L’hydre à plusieurs têtes – à propos de La Familia grande de Camille Kouchner
Il a déjà été beaucoup écrit sur le livre de Camille Kouchner, La Familia grande. Sur la révélation qui y est faite – l’inceste perpétré par Olivier Duhamel sur son beau-fils –, révélation qui visiblement n’en serait une que pour les gens éloignés des cercles médiaticopoliticointellectuels de la capitale, autre façon, sans doute, de signifier, encore et malgré tout, leur entre-soi : chez ces « gens-là » comme le chantait Brel, et comme l’écrit Camille Kouchner d’ailleurs (même si l’expression ne désigne pas du tout la même catégorie sociale), on sait, on se tait, marque d’allégeance. Ne vaut-il pas mieux laver son linge sale en famille, n’est-ce pas vulgaire de déballer ce genre d’histoires sur la place publique ?

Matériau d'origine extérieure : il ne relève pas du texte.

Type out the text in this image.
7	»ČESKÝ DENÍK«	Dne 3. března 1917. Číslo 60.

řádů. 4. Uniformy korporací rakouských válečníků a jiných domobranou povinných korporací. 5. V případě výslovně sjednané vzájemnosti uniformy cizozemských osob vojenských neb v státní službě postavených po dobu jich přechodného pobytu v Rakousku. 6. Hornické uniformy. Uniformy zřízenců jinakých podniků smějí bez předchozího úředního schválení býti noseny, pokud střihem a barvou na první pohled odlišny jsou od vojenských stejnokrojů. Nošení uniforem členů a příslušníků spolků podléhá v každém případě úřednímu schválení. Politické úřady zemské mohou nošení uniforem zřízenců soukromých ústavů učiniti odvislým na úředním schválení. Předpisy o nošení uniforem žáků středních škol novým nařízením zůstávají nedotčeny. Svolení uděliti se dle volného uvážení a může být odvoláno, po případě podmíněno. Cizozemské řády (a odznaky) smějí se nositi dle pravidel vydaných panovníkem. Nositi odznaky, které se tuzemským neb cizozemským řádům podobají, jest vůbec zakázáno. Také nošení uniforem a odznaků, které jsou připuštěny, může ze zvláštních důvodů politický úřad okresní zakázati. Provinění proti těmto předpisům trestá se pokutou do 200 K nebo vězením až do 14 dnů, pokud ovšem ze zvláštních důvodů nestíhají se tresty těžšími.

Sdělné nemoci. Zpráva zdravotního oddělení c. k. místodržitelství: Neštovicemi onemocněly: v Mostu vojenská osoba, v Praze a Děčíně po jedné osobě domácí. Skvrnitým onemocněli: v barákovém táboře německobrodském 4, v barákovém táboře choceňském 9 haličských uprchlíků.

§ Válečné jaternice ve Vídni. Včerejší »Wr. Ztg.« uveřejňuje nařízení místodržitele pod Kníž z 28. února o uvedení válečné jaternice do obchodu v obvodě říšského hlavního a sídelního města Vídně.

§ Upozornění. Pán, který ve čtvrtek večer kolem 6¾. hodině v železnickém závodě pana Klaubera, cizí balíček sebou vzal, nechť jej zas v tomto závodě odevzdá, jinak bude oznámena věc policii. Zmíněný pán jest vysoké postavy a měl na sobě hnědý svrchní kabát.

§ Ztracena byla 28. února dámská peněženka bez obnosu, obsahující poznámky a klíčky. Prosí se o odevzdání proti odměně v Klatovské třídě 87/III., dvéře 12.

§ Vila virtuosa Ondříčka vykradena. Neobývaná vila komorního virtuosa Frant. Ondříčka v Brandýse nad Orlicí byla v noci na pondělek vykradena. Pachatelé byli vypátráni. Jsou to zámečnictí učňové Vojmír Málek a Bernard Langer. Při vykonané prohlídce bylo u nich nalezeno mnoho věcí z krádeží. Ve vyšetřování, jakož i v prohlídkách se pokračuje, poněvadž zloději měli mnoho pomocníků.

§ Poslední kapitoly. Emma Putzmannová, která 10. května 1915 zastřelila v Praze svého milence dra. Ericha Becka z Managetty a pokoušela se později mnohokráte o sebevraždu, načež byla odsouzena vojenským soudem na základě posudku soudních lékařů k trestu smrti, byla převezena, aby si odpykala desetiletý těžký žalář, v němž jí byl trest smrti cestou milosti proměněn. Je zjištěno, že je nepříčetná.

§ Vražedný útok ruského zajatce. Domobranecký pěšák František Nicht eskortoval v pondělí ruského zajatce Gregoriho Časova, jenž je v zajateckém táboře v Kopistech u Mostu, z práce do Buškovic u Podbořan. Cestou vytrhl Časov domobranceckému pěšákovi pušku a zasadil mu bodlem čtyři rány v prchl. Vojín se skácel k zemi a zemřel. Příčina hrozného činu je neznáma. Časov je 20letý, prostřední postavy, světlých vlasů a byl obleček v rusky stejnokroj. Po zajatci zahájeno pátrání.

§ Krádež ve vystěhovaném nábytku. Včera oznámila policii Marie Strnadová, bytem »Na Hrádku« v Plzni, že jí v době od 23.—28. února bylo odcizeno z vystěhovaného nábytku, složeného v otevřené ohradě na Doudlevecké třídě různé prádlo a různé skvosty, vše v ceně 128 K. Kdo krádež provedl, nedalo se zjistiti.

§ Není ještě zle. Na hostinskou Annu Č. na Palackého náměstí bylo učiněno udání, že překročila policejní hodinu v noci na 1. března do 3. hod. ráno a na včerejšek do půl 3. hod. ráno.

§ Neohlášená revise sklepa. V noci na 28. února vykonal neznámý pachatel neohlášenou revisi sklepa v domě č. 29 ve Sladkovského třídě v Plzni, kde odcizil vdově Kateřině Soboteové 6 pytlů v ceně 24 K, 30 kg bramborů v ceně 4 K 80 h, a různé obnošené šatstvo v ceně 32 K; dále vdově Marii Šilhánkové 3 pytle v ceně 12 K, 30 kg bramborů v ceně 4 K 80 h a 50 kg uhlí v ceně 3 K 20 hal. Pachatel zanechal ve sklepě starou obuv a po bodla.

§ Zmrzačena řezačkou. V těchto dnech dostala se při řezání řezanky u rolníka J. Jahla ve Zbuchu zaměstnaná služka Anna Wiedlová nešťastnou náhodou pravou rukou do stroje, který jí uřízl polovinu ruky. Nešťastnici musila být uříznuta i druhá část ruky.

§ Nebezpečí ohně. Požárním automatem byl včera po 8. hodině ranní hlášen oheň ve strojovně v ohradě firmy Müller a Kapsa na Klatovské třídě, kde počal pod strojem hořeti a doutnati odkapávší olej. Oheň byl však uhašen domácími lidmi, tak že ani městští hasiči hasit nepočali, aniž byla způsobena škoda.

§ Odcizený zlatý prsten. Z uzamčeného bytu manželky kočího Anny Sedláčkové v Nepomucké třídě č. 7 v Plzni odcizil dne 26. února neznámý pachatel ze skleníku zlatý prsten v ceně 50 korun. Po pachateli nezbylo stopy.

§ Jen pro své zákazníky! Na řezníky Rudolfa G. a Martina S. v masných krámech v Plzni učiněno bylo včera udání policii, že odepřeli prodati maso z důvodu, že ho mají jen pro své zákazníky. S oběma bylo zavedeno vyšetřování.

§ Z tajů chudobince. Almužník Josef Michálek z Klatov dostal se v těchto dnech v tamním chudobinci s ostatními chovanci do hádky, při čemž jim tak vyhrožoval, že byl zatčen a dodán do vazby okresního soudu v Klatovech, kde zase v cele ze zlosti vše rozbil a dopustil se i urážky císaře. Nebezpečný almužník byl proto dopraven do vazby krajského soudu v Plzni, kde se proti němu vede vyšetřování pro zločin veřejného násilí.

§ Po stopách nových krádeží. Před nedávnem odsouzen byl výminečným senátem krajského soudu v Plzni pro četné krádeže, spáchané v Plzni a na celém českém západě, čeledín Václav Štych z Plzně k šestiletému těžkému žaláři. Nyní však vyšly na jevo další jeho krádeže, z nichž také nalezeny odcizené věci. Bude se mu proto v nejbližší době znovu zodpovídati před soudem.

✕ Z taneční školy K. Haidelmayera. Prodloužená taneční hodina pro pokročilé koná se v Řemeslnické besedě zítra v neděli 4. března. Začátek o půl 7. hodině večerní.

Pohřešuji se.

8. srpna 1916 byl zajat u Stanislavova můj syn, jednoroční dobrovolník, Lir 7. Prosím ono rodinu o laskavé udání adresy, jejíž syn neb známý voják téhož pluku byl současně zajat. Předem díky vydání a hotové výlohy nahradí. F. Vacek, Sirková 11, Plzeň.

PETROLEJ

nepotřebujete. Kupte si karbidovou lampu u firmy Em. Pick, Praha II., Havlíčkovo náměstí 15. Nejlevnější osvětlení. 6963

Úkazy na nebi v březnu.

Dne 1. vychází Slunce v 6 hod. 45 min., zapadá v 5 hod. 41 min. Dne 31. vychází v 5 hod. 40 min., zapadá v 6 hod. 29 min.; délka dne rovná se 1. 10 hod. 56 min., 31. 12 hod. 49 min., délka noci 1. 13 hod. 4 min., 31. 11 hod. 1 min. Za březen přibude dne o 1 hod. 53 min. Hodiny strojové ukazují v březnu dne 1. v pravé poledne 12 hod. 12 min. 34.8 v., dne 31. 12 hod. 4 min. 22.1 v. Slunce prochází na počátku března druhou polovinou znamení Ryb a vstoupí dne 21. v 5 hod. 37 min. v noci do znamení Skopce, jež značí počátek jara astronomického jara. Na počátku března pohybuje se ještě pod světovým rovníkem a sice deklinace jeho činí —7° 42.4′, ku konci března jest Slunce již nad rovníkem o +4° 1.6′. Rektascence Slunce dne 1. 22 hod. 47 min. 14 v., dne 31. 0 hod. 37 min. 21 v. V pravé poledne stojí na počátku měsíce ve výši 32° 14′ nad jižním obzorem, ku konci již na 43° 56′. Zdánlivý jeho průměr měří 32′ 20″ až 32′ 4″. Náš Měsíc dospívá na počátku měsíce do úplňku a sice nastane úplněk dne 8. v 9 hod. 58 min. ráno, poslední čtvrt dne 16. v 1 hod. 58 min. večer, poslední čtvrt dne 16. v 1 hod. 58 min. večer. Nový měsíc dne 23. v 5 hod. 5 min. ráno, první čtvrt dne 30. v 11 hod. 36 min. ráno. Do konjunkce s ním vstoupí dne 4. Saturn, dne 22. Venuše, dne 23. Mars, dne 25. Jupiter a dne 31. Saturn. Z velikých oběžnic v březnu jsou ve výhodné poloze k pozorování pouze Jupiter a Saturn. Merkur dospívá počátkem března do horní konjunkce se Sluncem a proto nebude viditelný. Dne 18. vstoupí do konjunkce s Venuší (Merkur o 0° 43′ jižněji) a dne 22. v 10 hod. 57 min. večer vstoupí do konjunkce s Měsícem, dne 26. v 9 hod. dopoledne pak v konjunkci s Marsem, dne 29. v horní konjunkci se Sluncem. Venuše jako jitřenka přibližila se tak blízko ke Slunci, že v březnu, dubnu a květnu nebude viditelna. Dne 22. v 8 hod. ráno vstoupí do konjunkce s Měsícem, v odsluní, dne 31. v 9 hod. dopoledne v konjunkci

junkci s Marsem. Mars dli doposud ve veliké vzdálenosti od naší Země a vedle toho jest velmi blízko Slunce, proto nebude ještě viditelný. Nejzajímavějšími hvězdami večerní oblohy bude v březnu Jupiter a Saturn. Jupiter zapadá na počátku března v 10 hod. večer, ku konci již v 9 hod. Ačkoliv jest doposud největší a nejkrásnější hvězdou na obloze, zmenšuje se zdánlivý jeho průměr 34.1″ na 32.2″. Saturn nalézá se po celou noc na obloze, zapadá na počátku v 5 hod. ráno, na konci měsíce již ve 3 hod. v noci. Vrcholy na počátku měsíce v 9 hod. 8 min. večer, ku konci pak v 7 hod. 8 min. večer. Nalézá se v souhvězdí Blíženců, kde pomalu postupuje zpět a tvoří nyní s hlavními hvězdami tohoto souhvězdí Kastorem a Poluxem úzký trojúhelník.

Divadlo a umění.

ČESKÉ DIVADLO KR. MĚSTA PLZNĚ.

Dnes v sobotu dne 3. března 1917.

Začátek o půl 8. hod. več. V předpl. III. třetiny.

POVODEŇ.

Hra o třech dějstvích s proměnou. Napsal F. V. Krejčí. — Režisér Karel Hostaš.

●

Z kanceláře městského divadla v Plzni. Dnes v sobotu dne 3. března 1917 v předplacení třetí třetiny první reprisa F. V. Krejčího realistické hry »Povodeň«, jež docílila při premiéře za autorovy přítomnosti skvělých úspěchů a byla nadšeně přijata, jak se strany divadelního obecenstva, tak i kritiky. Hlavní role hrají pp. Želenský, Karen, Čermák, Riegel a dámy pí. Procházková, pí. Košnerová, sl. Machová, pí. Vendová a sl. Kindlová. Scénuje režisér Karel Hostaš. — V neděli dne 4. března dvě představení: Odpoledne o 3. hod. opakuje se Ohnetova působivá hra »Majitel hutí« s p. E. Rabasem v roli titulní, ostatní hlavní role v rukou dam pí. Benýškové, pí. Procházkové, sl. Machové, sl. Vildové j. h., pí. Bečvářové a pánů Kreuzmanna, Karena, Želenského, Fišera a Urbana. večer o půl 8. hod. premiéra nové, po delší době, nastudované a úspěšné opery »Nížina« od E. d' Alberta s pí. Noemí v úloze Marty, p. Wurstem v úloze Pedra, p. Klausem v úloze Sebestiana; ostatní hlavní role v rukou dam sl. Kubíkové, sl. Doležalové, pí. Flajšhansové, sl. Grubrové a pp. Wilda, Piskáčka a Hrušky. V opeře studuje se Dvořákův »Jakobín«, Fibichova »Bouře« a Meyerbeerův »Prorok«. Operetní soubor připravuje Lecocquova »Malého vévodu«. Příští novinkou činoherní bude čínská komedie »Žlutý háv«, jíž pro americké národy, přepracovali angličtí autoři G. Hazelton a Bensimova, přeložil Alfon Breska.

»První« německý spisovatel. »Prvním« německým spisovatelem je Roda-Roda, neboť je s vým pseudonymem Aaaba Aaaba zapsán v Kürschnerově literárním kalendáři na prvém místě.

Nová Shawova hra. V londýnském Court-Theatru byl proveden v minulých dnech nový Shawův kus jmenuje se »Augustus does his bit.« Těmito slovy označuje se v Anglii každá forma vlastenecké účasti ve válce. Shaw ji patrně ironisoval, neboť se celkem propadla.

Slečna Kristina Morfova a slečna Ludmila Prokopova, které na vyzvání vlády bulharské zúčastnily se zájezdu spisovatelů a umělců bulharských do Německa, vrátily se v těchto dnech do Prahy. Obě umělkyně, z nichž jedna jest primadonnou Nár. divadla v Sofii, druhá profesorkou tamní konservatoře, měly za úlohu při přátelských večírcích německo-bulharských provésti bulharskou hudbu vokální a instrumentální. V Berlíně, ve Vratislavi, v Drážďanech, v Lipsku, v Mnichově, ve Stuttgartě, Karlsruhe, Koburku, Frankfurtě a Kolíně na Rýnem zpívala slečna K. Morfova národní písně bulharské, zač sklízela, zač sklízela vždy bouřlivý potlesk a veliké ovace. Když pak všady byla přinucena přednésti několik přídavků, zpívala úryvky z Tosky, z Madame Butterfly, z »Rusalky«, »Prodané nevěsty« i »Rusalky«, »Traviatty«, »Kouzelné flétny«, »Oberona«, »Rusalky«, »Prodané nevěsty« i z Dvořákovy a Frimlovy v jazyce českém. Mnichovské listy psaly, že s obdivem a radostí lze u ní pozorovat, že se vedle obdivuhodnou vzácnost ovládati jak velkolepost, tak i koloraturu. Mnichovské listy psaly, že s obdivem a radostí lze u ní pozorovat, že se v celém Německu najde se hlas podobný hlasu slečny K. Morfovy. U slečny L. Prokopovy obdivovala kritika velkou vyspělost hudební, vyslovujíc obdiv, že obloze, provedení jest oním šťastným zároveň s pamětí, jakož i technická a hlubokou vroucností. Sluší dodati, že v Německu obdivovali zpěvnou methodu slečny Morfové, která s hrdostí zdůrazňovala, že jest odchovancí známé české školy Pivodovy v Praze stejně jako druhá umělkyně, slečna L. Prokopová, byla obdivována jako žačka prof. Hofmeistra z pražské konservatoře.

Il a beaucoup été écrit sur les chiffres de vente, sur l’onde de choc, tant pour les premiers concernés que pour toutes les victimes qui, elles et eux aussi, ont osé alors prendre la parole, car l’important n’est pas qu’il y ait une Adèle Haenel, une Vanessa Springora, une Camille Kouchner, mais des centaines, des milliers, qui grâce à elles, à leur tour, osent.
Il a beaucoup été écrit sur cette révélation, car bien évidemment, l’enjeu et la portée en sont considérables. Mais il a été tellement écrit qu’il peut sembler inutile de lire le livre, tant on pense savoir ce qu’on y trouvera, comme ces films dont on connait toutes les répliques sans jamais les avoir vus. Or, qui s’emparerait de ce livre en y cherchant de prime abord la « révélation » et ses détails, risquerait fort d’être un peu désappointé : le « scoop » n’arrive en effet qu’à la page 105, après plus de la moitié du livre. Et s’il a attiré toute l’attention médiatique, peut-être n’est-t-il pas le seul sujet du livre.
Car le personnage central du livre n’est pas le beau-père, le « mari de ma mère », qui jamais ne sera ni nommé ni prénommé, mais Évelyne, Madame Pisier, notre mère, ma mère, maman, ma maman, mon Évelyne, mon Évelyne à moi, maman chérie, ma mamouchka, déclinaisons de tendresse et d’amour, litanie poignante comme pour bercer le grand chagrin, la perte irrémédiable, vécue par celle qui, à plusieurs reprises, a perdu sa mère. C’est sur sa disparition que s’ouvre le récit, c’est sur l’affirmation de la libération de « la petite fille alerte et amusée » de cette même mère qu’il se clôt, et, comme pour mettre en question la validité de cette affirmation, c’est cette phrase déchirante qui s’inscrit en 4e de couverture : « Souviens-toi, maman : nous étions tes enfants. »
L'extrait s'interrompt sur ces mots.